Re-instantiate SLP induction IV CSE
authorRichard Biener <rguenther@suse.de>
Wed, 4 Nov 2020 08:41:48 +0000 (09:41 +0100)
committerRichard Biener <rguenther@suse.de>
Wed, 4 Nov 2020 09:59:55 +0000 (10:59 +0100)
This re-instantiates the previously removed CSE, fixing the
FAIL of gcc.dg/vect/costmodel/x86_64/costmodel-pr30843.c
It turns out the previous approach still works.

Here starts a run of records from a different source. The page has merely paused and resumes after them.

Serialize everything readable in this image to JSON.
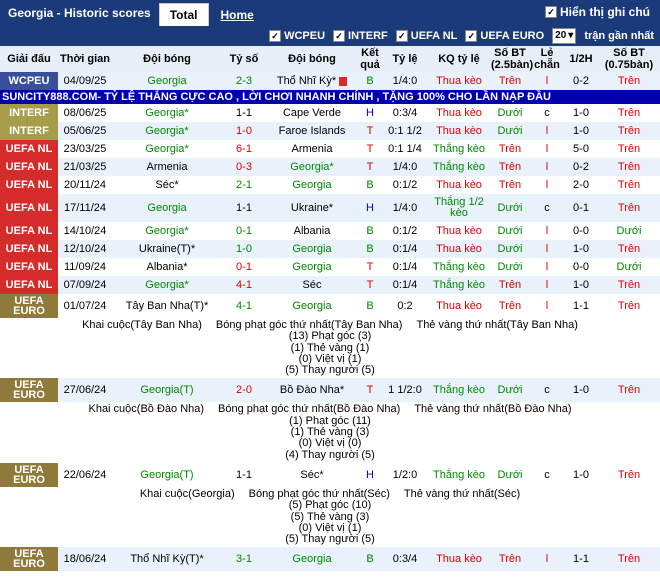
{
  "header": {
    "title": "Georgia - Historic scores",
    "tabs": [
      {
        "label": "Total"
      },
      {
        "label": "Home"
      }
    ],
    "show_notes": "Hiển thị ghi chú"
  },
  "filters": {
    "items": [
      "WCPEU",
      "INTERF",
      "UEFA NL",
      "UEFA EURO"
    ],
    "count": "20",
    "suffix": "trận gần nhất"
  },
  "columns": [
    "Giải đấu",
    "Thời gian",
    "Đội bóng",
    "Tỷ số",
    "Đội bóng",
    "Kết quả",
    "Tỷ lệ",
    "KQ tỷ lệ",
    "Số BT (2.5bàn)",
    "Lẻ chẵn",
    "1/2H",
    "Số BT (0.75bàn)"
  ],
  "ad": "SUNCITY888.COM- TỶ LỆ THẮNG CỰC CAO , LỜI CHƠI NHANH CHÍNH , TẶNG 100% CHO LẦN NẠP ĐẦU",
  "rows": [
    {
      "comp": "WCPEU",
      "date": "04/09/25",
      "home": "Georgia",
      "score": "2-3",
      "away": "Thổ Nhĩ Kỳ*",
      "res": "B",
      "odds": "1/4:0",
      "kq": "Thua kèo",
      "bt": "Trên",
      "lc": "l",
      "h1": "0-2",
      "bt2": "Trên"
    },
    {
      "comp": "INTERF",
      "date": "08/06/25",
      "home": "Georgia*",
      "score": "1-1",
      "away": "Cape Verde",
      "res": "H",
      "odds": "0:3/4",
      "kq": "Thua kèo",
      "bt": "Dưới",
      "lc": "c",
      "h1": "1-0",
      "bt2": "Trên"
    },
    {
      "comp": "INTERF",
      "date": "05/06/25",
      "home": "Georgia*",
      "score": "1-0",
      "away": "Faroe Islands",
      "res": "T",
      "odds": "0:1 1/2",
      "kq": "Thua kèo",
      "bt": "Dưới",
      "lc": "l",
      "h1": "1-0",
      "bt2": "Trên"
    },
    {
      "comp": "UEFA NL",
      "date": "23/03/25",
      "home": "Georgia*",
      "score": "6-1",
      "away": "Armenia",
      "res": "T",
      "odds": "0:1 1/4",
      "kq": "Thắng kèo",
      "bt": "Trên",
      "lc": "l",
      "h1": "5-0",
      "bt2": "Trên"
    },
    {
      "comp": "UEFA NL",
      "date": "21/03/25",
      "home": "Armenia",
      "score": "0-3",
      "away": "Georgia*",
      "res": "T",
      "odds": "1/4:0",
      "kq": "Thắng kèo",
      "bt": "Trên",
      "lc": "l",
      "h1": "0-2",
      "bt2": "Trên"
    },
    {
      "comp": "UEFA NL",
      "date": "20/11/24",
      "home": "Séc*",
      "score": "2-1",
      "away": "Georgia",
      "res": "B",
      "odds": "0:1/2",
      "kq": "Thua kèo",
      "bt": "Trên",
      "lc": "l",
      "h1": "2-0",
      "bt2": "Trên"
    },
    {
      "comp": "UEFA NL",
      "date": "17/11/24",
      "home": "Georgia",
      "score": "1-1",
      "away": "Ukraine*",
      "res": "H",
      "odds": "1/4:0",
      "kq": "Thắng 1/2 kèo",
      "bt": "Dưới",
      "lc": "c",
      "h1": "0-1",
      "bt2": "Trên"
    },
    {
      "comp": "UEFA NL",
      "date": "14/10/24",
      "home": "Georgia*",
      "score": "0-1",
      "away": "Albania",
      "res": "B",
      "odds": "0:1/2",
      "kq": "Thua kèo",
      "bt": "Dưới",
      "lc": "l",
      "h1": "0-0",
      "bt2": "Dưới"
    },
    {
      "comp": "UEFA NL",
      "date": "12/10/24",
      "home": "Ukraine(T)*",
      "score": "1-0",
      "away": "Georgia",
      "res": "B",
      "odds": "0:1/4",
      "kq": "Thua kèo",
      "bt": "Dưới",
      "lc": "l",
      "h1": "1-0",
      "bt2": "Trên"
    },
    {
      "comp": "UEFA NL",
      "date": "11/09/24",
      "home": "Albania*",
      "score": "0-1",
      "away": "Georgia",
      "res": "T",
      "odds": "0:1/4",
      "kq": "Thắng kèo",
      "bt": "Dưới",
      "lc": "l",
      "h1": "0-0",
      "bt2": "Dưới"
    },
    {
      "comp": "UEFA NL",
      "date": "07/09/24",
      "home": "Georgia*",
      "score": "4-1",
      "away": "Séc",
      "res": "T",
      "odds": "0:1/4",
      "kq": "Thắng kèo",
      "bt": "Trên",
      "lc": "l",
      "h1": "1-0",
      "bt2": "Trên"
    },
    {
      "comp": "UEFA EURO",
      "date": "01/07/24",
      "home": "Tây Ban Nha(T)*",
      "score": "4-1",
      "away": "Georgia",
      "res": "B",
      "odds": "0:2",
      "kq": "Thua kèo",
      "bt": "Trên",
      "lc": "l",
      "h1": "1-1",
      "bt2": "Trên"
    },
    {
      "comp": "UEFA EURO",
      "date": "27/06/24",
      "home": "Georgia(T)",
      "score": "2-0",
      "away": "Bồ Đào Nha*",
      "res": "T",
      "odds": "1 1/2:0",
      "kq": "Thắng kèo",
      "bt": "Dưới",
      "lc": "c",
      "h1": "1-0",
      "bt2": "Trên"
    },
    {
      "comp": "UEFA EURO",
      "date": "22/06/24",
      "home": "Georgia(T)",
      "score": "1-1",
      "away": "Séc*",
      "res": "H",
      "odds": "1/2:0",
      "kq": "Thắng kèo",
      "bt": "Dưới",
      "lc": "c",
      "h1": "1-0",
      "bt2": "Trên"
    },
    {
      "comp": "UEFA EURO",
      "date": "18/06/24",
      "home": "Thổ Nhĩ Kỳ(T)*",
      "score": "3-1",
      "away": "Georgia",
      "res": "B",
      "odds": "0:3/4",
      "kq": "Thua kèo",
      "bt": "Trên",
      "lc": "l",
      "h1": "1-1",
      "bt2": "Trên"
    }
  ],
  "details": [
    {
      "l1a": "Khai cuộc(Tây Ban Nha)",
      "l1b": "Bóng phạt góc thứ nhất(Tây Ban Nha)",
      "l1c": "Thẻ vàng thứ nhất(Tây Ban Nha)",
      "l2": "(13) Phạt góc (3)",
      "l3": "(1) Thẻ vàng (1)",
      "l4": "(0) Việt vị (1)",
      "l5": "(5) Thay người (5)"
    },
    {
      "l1a": "Khai cuộc(Bồ Đào Nha)",
      "l1b": "Bóng phạt góc thứ nhất(Bồ Đào Nha)",
      "l1c": "Thẻ vàng thứ nhất(Bồ Đào Nha)",
      "l2": "(1) Phạt góc (11)",
      "l3": "(1) Thẻ vàng (3)",
      "l4": "(0) Việt vị (0)",
      "l5": "(4) Thay người (5)"
    },
    {
      "l1a": "Khai cuộc(Georgia)",
      "l1b": "Bóng phạt góc thứ nhất(Séc)",
      "l1c": "Thẻ vàng thứ nhất(Séc)",
      "l2": "(5) Phạt góc (10)",
      "l3": "(5) Thẻ vàng (3)",
      "l4": "(0) Việt vị (1)",
      "l5": "(5) Thay người (5)"
    }
  ]
}
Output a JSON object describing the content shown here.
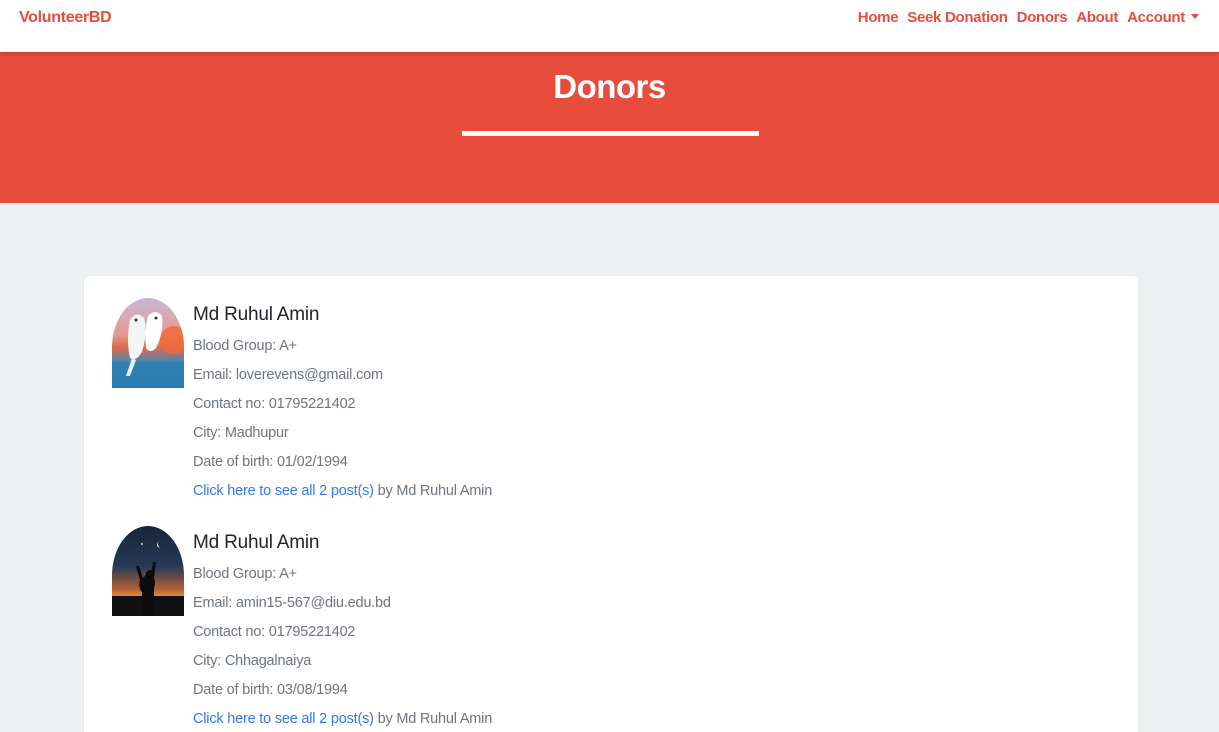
{
  "colors": {
    "brand": "#e74c3c",
    "hero_bg": "#e74c3c",
    "page_bg": "#ecf0f1",
    "link": "#2f7be8"
  },
  "navbar": {
    "brand": "VolunteerBD",
    "links": [
      {
        "label": "Home"
      },
      {
        "label": "Seek Donation"
      },
      {
        "label": "Donors"
      },
      {
        "label": "About"
      },
      {
        "label": "Account",
        "icon": "caret-down-icon"
      }
    ]
  },
  "hero": {
    "title": "Donors"
  },
  "donors": [
    {
      "name": "Md Ruhul Amin",
      "blood_group": "Blood Group: A+",
      "email": "Email: loverevens@gmail.com",
      "contact": "Contact no: 01795221402",
      "city": "City: Madhupur",
      "dob": "Date of birth: 01/02/1994",
      "posts_link": "Click here to see all 2 post(s)",
      "posts_suffix": " by Md Ruhul Amin",
      "avatar": "doves-at-sunset-avatar"
    },
    {
      "name": "Md Ruhul Amin",
      "blood_group": "Blood Group: A+",
      "email": "Email: amin15-567@diu.edu.bd",
      "contact": "Contact no: 01795221402",
      "city": "City: Chhagalnaiya",
      "dob": "Date of birth: 03/08/1994",
      "posts_link": "Click here to see all 2 post(s)",
      "posts_suffix": " by Md Ruhul Amin",
      "avatar": "silhouette-at-dusk-avatar"
    }
  ]
}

2020-11-04  Richard Biener  <rguenther@suse.de>

* tree-vect-loop.c (vectorizable_induction): Re-instantiate
previously removed CSE of SLP IVs.

gcc/tree-vect-loop.c

index 41e2e2a..c09aa39 100644 (file)
@@ -7874,8 +7874,16 @@ vectorizable_induction (loop_vec_info loop_vinfo,
       if (nested_in_vect_loop)
        nivs = nvects;
       else
-       nivs = least_common_multiple (group_size,
-                                     const_nunits) / const_nunits;
+       {
+         /* Compute the number of distinct IVs we need.  First reduce
+            group_size if it is a multiple of const_nunits so we get
+            one IV for a group_size of 4 but const_nunits 2.  */
+         unsigned group_sizep = group_size;
+         if (group_sizep % const_nunits == 0)
+           group_sizep = group_sizep / const_nunits;
+         nivs = least_common_multiple (group_sizep,
+                                       const_nunits) / const_nunits;
+       }
       tree stept = TREE_TYPE (step_vectype);
       tree lupdate_mul = NULL_TREE;
       if (!nested_in_vect_loop)
@@ -7975,6 +7983,15 @@ vectorizable_induction (loop_vec_info loop_vinfo,
 
          SLP_TREE_VEC_STMTS (slp_node).quick_push (induction_phi);
        }
+      if (!nested_in_vect_loop)
+       {
+         /* Fill up to the number of vectors we need for the whole group.  */
+         nivs = least_common_multiple (group_size,
+                                       const_nunits) / const_nunits;
+         for (; ivn < nivs; ++ivn)
+           SLP_TREE_VEC_STMTS (slp_node)
+             .quick_push (SLP_TREE_VEC_STMTS (slp_node)[0]);
+       }
 
       /* Re-use IVs when we can.  We are generating further vector
         stmts by adding VF' * stride to the IVs generated above.  */